MP Tony Perrett and his wife Michelle spoke to RBCT members Heatley Gilmore, Mark Beech and Nigel Worthington
Words said when Chambers of Commerce members from Rainbow Beach and Tin Can Bay met with Gympie MP Tony Perrett, and Shadow Environment Minister Stephen Bennett.
Beach fees reared their ugly head last month when local MPs visited, fearing government are planning to remove the vehicle beach permit exemption.
Mr Bennett said, “There have been challenges across the state with access to protected estates. There is red tape around what we do every day.”
They cited that across Queensland, generational farmers who have been there for 140 years have been told to get off their land, commercial fishing operations are under siege and tag-along tours on Fraser Island have been reduced from 5000 to 3000 people.
“Two operators cease to exist,” said Mr Bennett.
“What people relied on for decades we want to hold on to sustainably – the last thing we want to jeopardise is the environment,” Mr Bennett said.
“My concern is they still have a hidden agenda.”
Tony Perrett admits, “I’m not convinced that the current government have the best interests of business at heart.”
If you look at Report No. 3, 55th Parliament Agriculture and Environment Committee May 2015, you would agree they have good reason.
A Queensland Parks and Wildlife Service (QPWS) spokesperson told the Community News that, “There is no intention to review the current permit fee exemption arrangements.”
However the report states that, “The committee also sees merit in reviewing vehicle access permits issued after twelve and 24 months of operation to ensure fee exemptions are not leading to unsustainable vehicle access or any public safety and environmental impacts.”
There is also “no intention” to extend the exemption to other residents of the Cooloola Coast. QPWS said they “can access a major business centre more quickly via the normal road network”.
Also, Rainbow residents acknowledge the inequity – the report seems more concerned about more vehicles registering for the permit per household once it was free.
It states, “there is a high probability that many Rainbow Beach residents are using their fee-exempt permit for the purpose of free access to the Cooloola Recreation Area beach for recreational use” (rather than for travel to Tewantin/Noosa).
Locals still want to know why there is a fee on a designated road that happens to run alongside the National Park.
Why are we the only mainland beach with fees?
Is it right that Cooloola is the only National Park to have a vehicle permit on mainland Queensland?
Many locals feel it is a barrier for day trippers and tourism, and an intrusion to our “great outdoors” way of life. Business owners report an impact on local economy, not just Rainbow Beach but also Tin Can Bay.

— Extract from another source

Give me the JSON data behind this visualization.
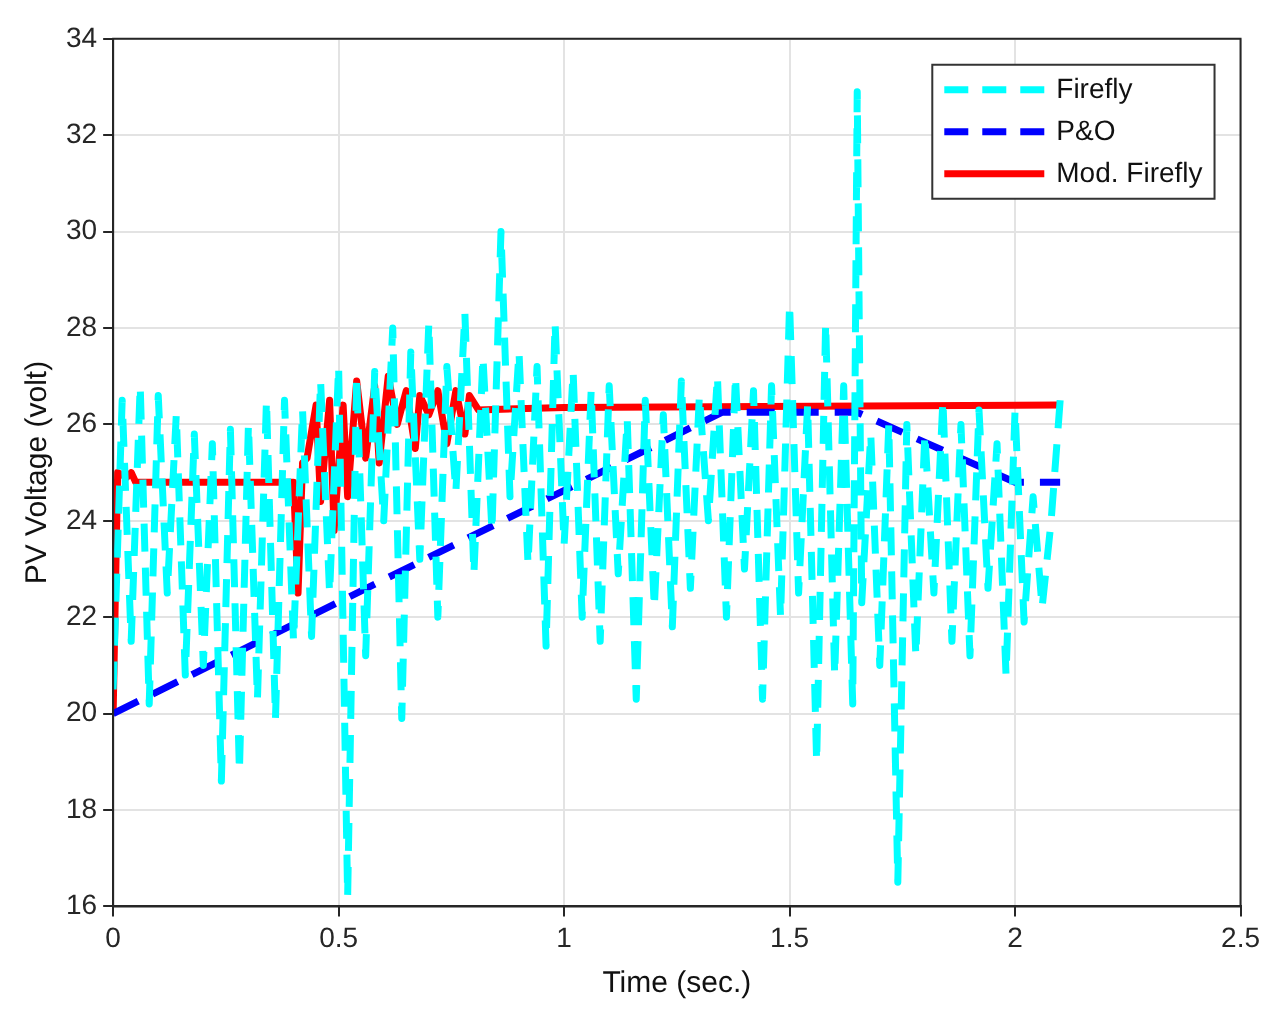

QPWS only issues vehicle access permits for the sensitive major southern Queensland coastal sand masses that it manages – Cooloola, Fraser Island, Bribie Island and Moreton Island.
Is the money returned to our National Park?
They argue they support tourism by contributing directly to maintaining the area and providing facilities.
“Revenue raised from vehicle access permit fees is used to help manage vehicle use and improve safety and conservation outcomes in the area. For example, QPWS spent $675,000 last financial year widening and upgrading the Leisha track.”
That is after deducting expenses required to administer the fees.
If we have to have fees, why not learn from other states?
The spokesperson said the online permit fee for Cooloola day trippers is “quite low” at $11.75 ($17.65 offline).
Our tourists may just want to sightsee from Rainbow Beach to Double Island Point. Where in Australia do you pay $17 to drive 12km?
The Clem 7 cost $3 billion to build, and it is only $4.85 to travel on! Southbank cost millions to build and maintain – and it is available for locals and tourists for free!
The majority of coast residents have to pay to access a natural resource, that you can’t access all day, or every day of the year.
Why discourage people using national parks – what impact can they have on a sand road that is there one minute and gone the next?
Western Australia has an equitable and value-for-money system where you can buy a day park pass for $12, Four weeks for $44 or $88 ($55 Concession) for a year. The difference is this is valid for all parks in WA.
Are the fees really just an exercise to reduce numbers and ecological impact to Cooloola NP area?
NPWS said no, that environmental issues are not managed through the application of fees.
Why then does the report clearly state that “increased traffic in the reserve area may compromise environmental protection and public safety” and that, “vehicle access permits provides a mechanism to manage safety, vehicle access, visitor numbers and behaviour and activities”?
Although there is recognition of Rainbow Beach as a unique situation, the report still states, “this fee exemption may be inconsistent with the objectives of the Recreation Areas Management Act 2006 and purpose of the permit system, especially if the exemption leads to a significant increase in permits issued and/or increased general recreational vehicle use.”
Shouldn’t our government be encouraging people to get out of their households, get active and see our country? Surely eco-tourism and our environment can co-exist in harmony?